There is a vigorous, though marginalised, argument that Australia should stabilise its population. The main argument is that we are exceeding the carrying capacity of the land. Though this argument is very sensible, it is hotly disputed, and it is difficult to establish it with definitive arguments. As well, population increase is commonly regarded as a slow issue, mainly affecting the future, and therefore one that lacks urgency and can always be put off.
The cost of expanding durable assets, on the other hand, is large and immediate, and the benefits of reducing it would be quickly evident. This is true whether the cost is paid in dollars in advance or in congestion and poor service due to the failure to keep up with or ahead of demand. It is therefore a far more potent argument for reducing our immigration rate and, over time, also reducing our rate of natural increase.

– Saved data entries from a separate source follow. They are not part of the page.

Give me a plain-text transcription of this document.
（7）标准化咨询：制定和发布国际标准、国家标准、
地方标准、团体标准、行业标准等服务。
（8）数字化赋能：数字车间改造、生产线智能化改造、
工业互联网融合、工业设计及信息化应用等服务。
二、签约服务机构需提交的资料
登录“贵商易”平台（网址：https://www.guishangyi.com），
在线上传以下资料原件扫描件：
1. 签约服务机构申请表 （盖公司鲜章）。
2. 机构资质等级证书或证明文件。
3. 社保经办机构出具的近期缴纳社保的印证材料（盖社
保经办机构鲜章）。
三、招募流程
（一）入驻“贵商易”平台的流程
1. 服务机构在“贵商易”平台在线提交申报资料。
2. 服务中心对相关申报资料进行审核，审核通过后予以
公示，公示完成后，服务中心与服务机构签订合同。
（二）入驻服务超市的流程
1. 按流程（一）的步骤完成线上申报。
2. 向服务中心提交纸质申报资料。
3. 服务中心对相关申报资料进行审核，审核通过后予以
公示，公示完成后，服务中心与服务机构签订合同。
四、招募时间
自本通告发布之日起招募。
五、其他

It is a great credit to Australia that we have absorbed such a diversity of people over the past 60 years. Our immigrants have moved into all parts of the society. They are innovative, productive and creative, and our culture is enriched in much more diverse and substantive ways than just food, although that has added many pleasures to our experience. We may keep spicing our population with new people, but we will serve everybody better if we do it in a more informed and considered way.
- O’Sullivan, J. N. (2012), The burden of durable asset acquisition in growing populations, Economic Affairs, 32(1), 31-37.